“Your question does not offend me,” he said, “if you can swear that you did not listen to any wicked gossip about my family before coming to my house.”
Christian, remembering what the major had said, hesitated to reply, and Bœtsoi resumed:
“Come, come! why should you lie? You have no reasons for being my enemy, and you can tell me freely all you have heard about the child of the lake.”
“The child of the lake?” cried Christian. “Who is the child of the lake?”
“If you do not know, I have nothing to tell you.”
“Yes, yes!” Christian rejoined; “I know—I think I know. Speak to me as to a friend, Master Joë. Is the child of the lake Karine’s son?”
“No,” replied the danneman, his face lighting up with a singular expression of enthusiasm; “it belonged to her, indeed, but it was not conceived and born like other children. Karine was unfortunate, as happens to girls who learn things above their condition, and who read in the books of a religion that we ought no longer to understand; but she was not wicked, as people say. I was deceived about it myself as well as the rest, I who am speaking to you! There was a time—I was still very young in those days—when I wanted to put a bullet through the head of a man of whom Karine talked too much in her dreams; but she swore to our mother and to me that she hated that man. She swore it on the Bible, and we could not doubt her word after that. The child was suckled on the mountain by a tame doe, that followed Karine like a kid. She lived alone with him for more than a year, in a different house from ours, much higher than the one you have seen. When the child was weaned we took him into our house, and loved him.
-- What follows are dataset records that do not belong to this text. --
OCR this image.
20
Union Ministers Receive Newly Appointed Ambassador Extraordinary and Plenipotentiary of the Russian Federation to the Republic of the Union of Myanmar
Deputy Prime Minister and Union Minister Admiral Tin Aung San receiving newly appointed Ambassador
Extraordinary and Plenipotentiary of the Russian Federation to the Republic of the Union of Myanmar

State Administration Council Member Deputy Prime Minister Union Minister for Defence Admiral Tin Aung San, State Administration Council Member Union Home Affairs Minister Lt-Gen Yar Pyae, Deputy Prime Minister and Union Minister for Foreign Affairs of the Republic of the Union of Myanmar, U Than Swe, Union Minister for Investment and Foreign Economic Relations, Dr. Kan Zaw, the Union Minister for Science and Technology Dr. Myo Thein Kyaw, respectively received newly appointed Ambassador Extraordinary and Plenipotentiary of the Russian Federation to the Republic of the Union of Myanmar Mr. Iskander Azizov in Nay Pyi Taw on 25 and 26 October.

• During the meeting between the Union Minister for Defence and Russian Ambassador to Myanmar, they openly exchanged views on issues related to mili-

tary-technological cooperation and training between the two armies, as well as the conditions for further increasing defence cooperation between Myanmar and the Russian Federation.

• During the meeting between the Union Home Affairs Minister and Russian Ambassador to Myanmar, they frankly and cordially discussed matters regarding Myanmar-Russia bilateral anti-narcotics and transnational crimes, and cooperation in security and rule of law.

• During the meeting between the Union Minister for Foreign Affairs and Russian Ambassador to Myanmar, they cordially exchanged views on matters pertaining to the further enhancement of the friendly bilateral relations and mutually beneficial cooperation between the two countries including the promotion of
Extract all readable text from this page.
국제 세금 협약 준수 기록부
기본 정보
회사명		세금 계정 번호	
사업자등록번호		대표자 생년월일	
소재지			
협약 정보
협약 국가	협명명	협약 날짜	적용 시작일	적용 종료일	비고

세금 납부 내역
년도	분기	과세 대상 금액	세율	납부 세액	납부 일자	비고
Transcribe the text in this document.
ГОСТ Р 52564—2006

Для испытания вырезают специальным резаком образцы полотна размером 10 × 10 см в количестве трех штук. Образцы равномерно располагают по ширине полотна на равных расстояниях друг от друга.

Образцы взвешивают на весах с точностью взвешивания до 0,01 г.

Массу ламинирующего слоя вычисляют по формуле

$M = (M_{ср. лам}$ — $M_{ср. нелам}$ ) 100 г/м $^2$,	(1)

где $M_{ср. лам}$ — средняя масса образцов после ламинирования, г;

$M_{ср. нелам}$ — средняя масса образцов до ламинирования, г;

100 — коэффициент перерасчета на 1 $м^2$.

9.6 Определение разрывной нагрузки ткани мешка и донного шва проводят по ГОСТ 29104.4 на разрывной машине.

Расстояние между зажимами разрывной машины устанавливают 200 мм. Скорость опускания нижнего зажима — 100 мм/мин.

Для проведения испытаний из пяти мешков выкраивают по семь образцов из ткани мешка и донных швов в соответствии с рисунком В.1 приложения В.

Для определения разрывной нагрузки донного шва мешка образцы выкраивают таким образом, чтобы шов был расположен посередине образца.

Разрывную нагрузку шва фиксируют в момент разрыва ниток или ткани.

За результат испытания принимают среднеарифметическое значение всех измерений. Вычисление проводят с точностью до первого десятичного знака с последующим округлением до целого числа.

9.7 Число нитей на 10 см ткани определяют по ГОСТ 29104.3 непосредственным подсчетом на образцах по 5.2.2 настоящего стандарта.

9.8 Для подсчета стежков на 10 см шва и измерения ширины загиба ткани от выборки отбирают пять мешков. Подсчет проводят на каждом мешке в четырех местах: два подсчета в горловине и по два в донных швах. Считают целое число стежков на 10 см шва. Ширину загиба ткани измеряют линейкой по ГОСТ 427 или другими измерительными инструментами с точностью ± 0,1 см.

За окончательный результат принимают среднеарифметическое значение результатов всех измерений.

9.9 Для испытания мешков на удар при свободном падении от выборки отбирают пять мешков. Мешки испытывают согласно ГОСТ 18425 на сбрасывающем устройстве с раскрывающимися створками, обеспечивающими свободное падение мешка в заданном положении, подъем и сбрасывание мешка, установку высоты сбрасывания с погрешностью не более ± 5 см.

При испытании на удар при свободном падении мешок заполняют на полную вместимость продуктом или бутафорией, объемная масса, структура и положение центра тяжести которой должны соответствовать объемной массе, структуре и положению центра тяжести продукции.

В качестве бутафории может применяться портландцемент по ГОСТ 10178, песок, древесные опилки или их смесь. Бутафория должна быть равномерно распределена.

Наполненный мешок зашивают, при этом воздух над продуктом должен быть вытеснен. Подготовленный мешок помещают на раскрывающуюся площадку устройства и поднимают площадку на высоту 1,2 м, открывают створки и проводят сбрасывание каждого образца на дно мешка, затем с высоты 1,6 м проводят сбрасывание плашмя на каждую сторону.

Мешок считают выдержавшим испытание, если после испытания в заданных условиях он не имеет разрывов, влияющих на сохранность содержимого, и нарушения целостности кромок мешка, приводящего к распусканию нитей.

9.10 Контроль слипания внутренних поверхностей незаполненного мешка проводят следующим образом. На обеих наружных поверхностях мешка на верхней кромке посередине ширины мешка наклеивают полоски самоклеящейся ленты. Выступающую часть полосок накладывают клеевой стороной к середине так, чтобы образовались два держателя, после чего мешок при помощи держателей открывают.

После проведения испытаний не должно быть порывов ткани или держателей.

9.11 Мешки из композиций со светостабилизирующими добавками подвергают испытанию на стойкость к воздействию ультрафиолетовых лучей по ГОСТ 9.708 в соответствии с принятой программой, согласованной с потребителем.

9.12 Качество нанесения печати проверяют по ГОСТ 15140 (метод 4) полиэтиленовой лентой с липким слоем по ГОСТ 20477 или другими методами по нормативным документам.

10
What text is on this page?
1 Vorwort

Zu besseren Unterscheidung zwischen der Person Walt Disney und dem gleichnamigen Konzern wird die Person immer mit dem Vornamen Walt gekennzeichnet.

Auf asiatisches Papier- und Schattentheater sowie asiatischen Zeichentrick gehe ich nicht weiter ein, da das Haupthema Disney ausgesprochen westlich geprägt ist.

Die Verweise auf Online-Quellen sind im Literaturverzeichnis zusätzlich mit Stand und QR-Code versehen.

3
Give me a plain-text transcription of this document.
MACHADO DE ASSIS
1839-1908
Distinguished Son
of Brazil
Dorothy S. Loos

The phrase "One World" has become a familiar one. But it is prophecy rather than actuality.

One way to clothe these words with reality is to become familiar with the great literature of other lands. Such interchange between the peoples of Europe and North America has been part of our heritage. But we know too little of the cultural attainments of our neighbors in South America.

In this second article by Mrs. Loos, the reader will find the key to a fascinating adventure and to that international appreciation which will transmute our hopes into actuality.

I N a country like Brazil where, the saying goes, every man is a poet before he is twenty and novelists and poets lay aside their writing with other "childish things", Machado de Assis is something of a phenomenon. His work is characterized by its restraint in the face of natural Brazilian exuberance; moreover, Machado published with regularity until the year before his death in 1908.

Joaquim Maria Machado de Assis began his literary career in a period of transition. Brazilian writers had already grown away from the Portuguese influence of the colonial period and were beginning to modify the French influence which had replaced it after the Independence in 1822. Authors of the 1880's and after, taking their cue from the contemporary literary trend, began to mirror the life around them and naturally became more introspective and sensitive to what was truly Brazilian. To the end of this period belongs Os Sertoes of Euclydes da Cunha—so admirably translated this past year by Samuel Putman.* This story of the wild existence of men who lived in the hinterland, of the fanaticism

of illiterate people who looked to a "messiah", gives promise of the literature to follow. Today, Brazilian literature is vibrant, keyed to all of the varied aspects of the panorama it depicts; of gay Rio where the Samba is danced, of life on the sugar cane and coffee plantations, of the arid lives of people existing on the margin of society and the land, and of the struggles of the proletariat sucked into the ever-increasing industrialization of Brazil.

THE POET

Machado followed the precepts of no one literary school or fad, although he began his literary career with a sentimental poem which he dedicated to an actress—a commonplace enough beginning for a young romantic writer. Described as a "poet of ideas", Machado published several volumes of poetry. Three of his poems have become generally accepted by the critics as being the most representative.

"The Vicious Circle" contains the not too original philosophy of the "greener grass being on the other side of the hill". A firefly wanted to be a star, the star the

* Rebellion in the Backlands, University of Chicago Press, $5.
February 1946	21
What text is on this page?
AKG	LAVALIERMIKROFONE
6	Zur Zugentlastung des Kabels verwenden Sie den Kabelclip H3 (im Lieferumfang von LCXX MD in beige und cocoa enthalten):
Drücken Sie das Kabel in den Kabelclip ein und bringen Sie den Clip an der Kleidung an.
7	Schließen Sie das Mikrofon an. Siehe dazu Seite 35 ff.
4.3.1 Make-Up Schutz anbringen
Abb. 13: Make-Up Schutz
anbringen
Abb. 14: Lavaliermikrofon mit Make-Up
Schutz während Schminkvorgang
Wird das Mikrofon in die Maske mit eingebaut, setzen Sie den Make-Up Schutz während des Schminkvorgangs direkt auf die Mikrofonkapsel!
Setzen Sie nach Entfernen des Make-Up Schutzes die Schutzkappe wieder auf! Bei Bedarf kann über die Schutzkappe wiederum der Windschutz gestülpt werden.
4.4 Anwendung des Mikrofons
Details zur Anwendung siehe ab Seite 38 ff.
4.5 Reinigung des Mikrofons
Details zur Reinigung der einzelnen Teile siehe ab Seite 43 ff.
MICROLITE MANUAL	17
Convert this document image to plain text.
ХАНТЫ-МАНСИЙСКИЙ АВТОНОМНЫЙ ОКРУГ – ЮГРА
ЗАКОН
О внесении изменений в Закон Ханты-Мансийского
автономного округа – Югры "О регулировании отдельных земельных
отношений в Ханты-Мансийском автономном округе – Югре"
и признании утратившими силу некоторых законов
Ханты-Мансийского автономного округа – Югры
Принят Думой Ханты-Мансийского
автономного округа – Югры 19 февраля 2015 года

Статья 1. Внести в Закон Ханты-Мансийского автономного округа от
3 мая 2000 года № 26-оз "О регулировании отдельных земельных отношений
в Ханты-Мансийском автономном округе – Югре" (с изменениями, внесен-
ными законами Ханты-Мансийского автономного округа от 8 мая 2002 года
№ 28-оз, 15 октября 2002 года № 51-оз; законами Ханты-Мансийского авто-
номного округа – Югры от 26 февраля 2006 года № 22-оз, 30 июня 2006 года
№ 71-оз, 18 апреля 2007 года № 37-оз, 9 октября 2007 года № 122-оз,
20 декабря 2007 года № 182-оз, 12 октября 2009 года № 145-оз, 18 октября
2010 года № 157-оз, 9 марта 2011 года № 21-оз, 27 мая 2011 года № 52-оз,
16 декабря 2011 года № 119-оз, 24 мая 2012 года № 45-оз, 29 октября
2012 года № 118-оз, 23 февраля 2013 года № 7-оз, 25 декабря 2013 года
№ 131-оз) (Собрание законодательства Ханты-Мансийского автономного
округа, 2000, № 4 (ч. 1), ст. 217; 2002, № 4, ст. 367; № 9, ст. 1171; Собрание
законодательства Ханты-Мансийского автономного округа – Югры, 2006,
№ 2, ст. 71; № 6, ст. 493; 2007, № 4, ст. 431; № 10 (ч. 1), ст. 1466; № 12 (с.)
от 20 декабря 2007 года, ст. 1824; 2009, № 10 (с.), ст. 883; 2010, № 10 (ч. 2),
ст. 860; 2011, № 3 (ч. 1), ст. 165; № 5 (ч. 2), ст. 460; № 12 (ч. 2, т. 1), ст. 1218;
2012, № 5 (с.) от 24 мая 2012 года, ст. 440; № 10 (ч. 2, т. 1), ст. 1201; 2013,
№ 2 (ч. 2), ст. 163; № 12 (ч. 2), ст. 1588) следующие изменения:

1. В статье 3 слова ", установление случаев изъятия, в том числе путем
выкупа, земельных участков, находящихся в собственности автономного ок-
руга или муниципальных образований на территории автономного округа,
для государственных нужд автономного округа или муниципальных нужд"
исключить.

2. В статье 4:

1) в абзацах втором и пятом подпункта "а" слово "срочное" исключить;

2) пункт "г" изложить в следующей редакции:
He was growing up, he talked, and he was beautiful; but, one day, he departed as he had come, and Karine wept so much that her mind flew away after him, and never returned. There is a great mystery in all this. Don’t every one know that there are women who bring children into the world merely by uttering some form of speech, just as they conceive them by breathing the air of the lakes when the trolls have set it in motion? Karine lived too much down yonder, and every one knows that there are wicked spirits in the lake of Waldemora. Enough said. It is the secret of God and of the waters. No one must think evil of Karine. She does no work, she renders no service that is seen or is useful in a house; but she is one of those who, by their learning and their songs, bring happiness to families. She sees what others do not see, and what she announces happens in one way or another. That is enough, I tell you, for here we are close to the wicked one’s den, and now we must think of nothing but him. Listen to what I say, and then not a word more, not a single one, for your life.”
“Even if it should cost me my life,” said Christian, agitated and struck by the mysterious narrative of the danneman, “you must tell me more about that child which was brought up in your house. Did he not have something peculiar about his fingers?”
The danneman’s face turned a fiery red, in spite of the cold.
“I have told you,” he replied, in an irritated tone, “all that I intend to. If it is to insult me, and to defame the honor of my family, that you have come to eat my bread and kill my game, look out for yourself, or give up going to the hunt, Herr Christian; for, as true as my name is Bœtsoi, I will leave you alone with the wicked one.”